TYNDALL AIR FORCE BASE, Fla. — Not a lot of people crash three planes in a day and call it a job well done.

Air Force Lt. Col. Matthew Garrison does.

Garrison heads up the only squadron in the Air Force that takes retired planes from the bone yard — essentially a junkyard for planes — and resurrects them as aerial targets used for weapons testing and training. It's a unique mission.

"They come to us and we give them new life," Garrison said recently on a tour of one of his aircraft hangars at Tyndall Air Force Base. "Then we go shoot them down and leave it on the bottom of the ocean."

Aerial targets and unmanned aircraft, often called drones by civilians, have a long history in Northwest Florida. In the late 1940s, the Air Force flew its first "nullo" missions at Eglin Air Force Base, taking rusty, but sturdy, World War II bombers and turning them into drones for target practice and weapons testing.

Over 60 years later, the program has hit its latest milestone — sending unmanned F-16 fighter jets soaring into the air.Last month, Garrison's squadron, which is overseen by the program office at Eglin, completed the first test mission of what they call the QF-16, using a weapon to blow the aircraft to pieces over the Gulf of Mexico.

"I'm an F-16 guy, so it stinks to see one go down," Garrison said. "But, it was also everything we've been working towards over the last few years."

The process of turning a plane into an unmanned aerial target starts in the desert.

That's where the military stores aircraft that are ready to be retired. From there, select F-4s and now F-16s are plucked from junk and flown to a Boeing facility in Jacksonville.

Boeing modifies the jets for unmanned flight, putting in a new system and often hollowing out a lot of the old equipment. Operating systems are much smaller today and they often end up with extra room, Garrison said.

At that point, the planes are capable of flying as drones, but can still be operated by pilots who fly them back to Tyndall for careful testing and use for support in other drone missions.

Eventually, the airmen "hit the switch," as they say, and turn the planes into fully unmanned machines by removing ejection seats and putting in lighter, cheaper engines.

A QF-4 drone is displayed in a hanger at Tyndall Air Force Base in Panama City, Fla.

Photo Credit: Andrew Wardlow, AP

The planes will never again have a pilot in the cockpit. Their fate is sealed.

"They don't come back to us after that," Garrison said.

Walking through Garrison's hangar is a lot like touring an air history museum, though much less polished. The squadron has a fleet of resurrected F-4s, some from Vietnam. Their F-16s have been to Desert Storm, Iraq and Afghanistan. The planes are bumped and bruised.

"See how old these are?" Garrison said. "We're not flying the newest of anything."

The mission is busy. They run one to two tests or trainings a week on average, sometimes up to six.
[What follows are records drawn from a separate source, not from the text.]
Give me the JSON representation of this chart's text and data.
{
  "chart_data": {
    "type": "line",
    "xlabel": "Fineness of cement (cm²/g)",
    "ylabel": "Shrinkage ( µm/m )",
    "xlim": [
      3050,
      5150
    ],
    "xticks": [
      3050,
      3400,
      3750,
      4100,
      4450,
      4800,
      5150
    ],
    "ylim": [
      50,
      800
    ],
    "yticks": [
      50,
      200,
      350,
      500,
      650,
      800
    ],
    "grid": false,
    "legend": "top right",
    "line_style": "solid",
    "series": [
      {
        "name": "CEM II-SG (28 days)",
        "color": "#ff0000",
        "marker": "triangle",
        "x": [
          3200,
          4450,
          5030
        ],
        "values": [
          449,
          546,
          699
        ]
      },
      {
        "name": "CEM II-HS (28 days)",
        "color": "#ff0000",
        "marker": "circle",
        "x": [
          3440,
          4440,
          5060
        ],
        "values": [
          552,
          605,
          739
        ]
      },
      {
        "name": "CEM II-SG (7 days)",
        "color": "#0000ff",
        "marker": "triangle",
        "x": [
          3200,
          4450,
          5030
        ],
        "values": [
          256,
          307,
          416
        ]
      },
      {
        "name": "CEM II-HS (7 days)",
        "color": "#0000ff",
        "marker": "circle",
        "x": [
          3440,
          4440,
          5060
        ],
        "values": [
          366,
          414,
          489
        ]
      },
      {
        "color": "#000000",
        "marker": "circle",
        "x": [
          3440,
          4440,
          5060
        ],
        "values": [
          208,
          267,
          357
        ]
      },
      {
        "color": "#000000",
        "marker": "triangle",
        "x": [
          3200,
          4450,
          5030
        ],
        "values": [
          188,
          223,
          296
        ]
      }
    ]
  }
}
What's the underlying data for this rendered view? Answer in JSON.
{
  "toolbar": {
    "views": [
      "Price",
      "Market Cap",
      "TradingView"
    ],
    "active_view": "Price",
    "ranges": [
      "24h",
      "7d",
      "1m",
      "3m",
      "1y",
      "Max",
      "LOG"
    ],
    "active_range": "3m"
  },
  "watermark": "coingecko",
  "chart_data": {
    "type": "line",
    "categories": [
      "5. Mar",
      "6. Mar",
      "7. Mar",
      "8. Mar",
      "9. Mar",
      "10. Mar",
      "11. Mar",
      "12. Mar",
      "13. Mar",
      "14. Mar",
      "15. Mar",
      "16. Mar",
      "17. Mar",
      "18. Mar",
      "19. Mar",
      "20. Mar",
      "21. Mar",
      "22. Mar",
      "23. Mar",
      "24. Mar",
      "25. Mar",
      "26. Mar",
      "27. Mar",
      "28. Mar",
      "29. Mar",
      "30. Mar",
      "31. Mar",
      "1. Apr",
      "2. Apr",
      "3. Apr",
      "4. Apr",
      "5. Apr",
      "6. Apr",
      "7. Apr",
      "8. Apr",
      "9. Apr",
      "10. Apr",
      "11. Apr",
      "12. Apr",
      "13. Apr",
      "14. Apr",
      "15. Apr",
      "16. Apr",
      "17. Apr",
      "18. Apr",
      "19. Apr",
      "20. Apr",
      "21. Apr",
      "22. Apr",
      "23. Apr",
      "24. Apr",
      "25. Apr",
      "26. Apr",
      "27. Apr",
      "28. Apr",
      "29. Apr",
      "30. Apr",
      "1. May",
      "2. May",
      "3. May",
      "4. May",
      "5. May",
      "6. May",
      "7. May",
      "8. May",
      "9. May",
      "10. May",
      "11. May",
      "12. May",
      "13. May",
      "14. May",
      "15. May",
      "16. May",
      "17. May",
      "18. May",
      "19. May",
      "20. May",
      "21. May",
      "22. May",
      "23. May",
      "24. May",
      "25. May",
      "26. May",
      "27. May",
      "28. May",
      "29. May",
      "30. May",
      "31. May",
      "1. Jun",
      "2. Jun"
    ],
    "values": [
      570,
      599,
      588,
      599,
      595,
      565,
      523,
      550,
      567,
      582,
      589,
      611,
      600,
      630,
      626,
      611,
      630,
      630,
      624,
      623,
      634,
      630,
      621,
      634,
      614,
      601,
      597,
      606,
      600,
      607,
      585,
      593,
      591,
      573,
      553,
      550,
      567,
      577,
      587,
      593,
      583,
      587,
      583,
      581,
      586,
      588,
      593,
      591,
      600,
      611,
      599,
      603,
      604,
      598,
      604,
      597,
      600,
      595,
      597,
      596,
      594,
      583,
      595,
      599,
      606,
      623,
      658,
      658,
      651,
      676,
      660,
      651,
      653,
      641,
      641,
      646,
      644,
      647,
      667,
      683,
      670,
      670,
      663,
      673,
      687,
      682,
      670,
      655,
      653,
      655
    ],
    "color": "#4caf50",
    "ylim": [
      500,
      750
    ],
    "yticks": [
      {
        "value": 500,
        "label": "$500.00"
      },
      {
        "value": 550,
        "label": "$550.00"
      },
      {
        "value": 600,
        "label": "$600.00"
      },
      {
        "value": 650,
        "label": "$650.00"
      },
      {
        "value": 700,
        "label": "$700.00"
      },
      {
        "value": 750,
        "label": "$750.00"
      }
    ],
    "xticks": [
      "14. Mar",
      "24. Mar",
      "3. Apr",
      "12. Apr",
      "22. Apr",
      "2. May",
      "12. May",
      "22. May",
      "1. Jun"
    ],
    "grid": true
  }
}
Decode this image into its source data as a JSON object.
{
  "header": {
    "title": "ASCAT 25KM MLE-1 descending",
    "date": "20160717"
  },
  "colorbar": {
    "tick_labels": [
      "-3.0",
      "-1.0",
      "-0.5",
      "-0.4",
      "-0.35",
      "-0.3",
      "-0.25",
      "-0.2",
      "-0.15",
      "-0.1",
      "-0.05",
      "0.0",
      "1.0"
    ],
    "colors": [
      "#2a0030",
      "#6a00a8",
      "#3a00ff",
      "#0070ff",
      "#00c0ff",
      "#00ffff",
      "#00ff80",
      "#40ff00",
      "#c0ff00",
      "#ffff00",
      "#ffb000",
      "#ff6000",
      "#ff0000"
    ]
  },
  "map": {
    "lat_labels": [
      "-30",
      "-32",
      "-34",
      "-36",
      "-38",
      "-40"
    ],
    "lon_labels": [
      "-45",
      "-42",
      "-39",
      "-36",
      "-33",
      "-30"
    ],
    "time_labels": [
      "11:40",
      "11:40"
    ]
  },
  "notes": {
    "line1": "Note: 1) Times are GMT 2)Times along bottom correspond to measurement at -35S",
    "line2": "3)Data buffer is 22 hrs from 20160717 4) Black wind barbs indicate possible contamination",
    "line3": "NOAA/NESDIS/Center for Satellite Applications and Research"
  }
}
It's also varied.

On a recent late morning, Garrison had already flown an F-16 to Jacksonville, been brought back to Tyndall by the squadron's E-9 transport plane and was now briefing pilots on the afternoon's test, which would use a smaller-scale drone, about 6 feet in length, to test a missile being flown in from Eglin.

Several of the squadron's boats already had been dispatched to the Gulf to set up the perimeter for the test area.

"I love the job," Garrison said. "It's never the same day twice."

Drone pilots sit in a building across base from the hangar. During missions, they maneuver the empty planes through the sky over the Gulf, a small camera transmitting a limited view from the cockpit.

Garrison said the biggest challenge for flying the unmanned QF-16 is visibility.

"You lose your peripheral vision," he said. "It's hard to learn to place yourself in the sky without all that added visual information."

For the QF-16, the drone pilot controls are almost identical to what the pilot would find in the actual cockpit, though. Since the planes are created with newer electronic operating systems, they are easier to convert to unmanned capability and make for an easier transition for pilots.

By next June, the squadron at Tyndall will have replaced all its QF-4 drones with QF-16s. By the end of 2016, their detachment at Holloman Air Force Base in New Mexico will have made the same transition.

The QF-16s are faster, sleeker and more capable than the older planes, Garrison said, comparing the new model to a Porsche sports car and the QF-4s to vintage muscle cars.

They are more capable of acting like what the U.S. might actually face on the battlefield.

"These drones will actively do maneuvers that represent, for example, what a Russian fighter aircraft or any adversary aircraft might do," said Michele Hafers, director of the test and training division at Eglin, which oversees the project.

"We don't know exactly how our weapons are going to work until we actually put it up against a bad guy, so we make these planes the bad guy," she said. "They make really good bad guys."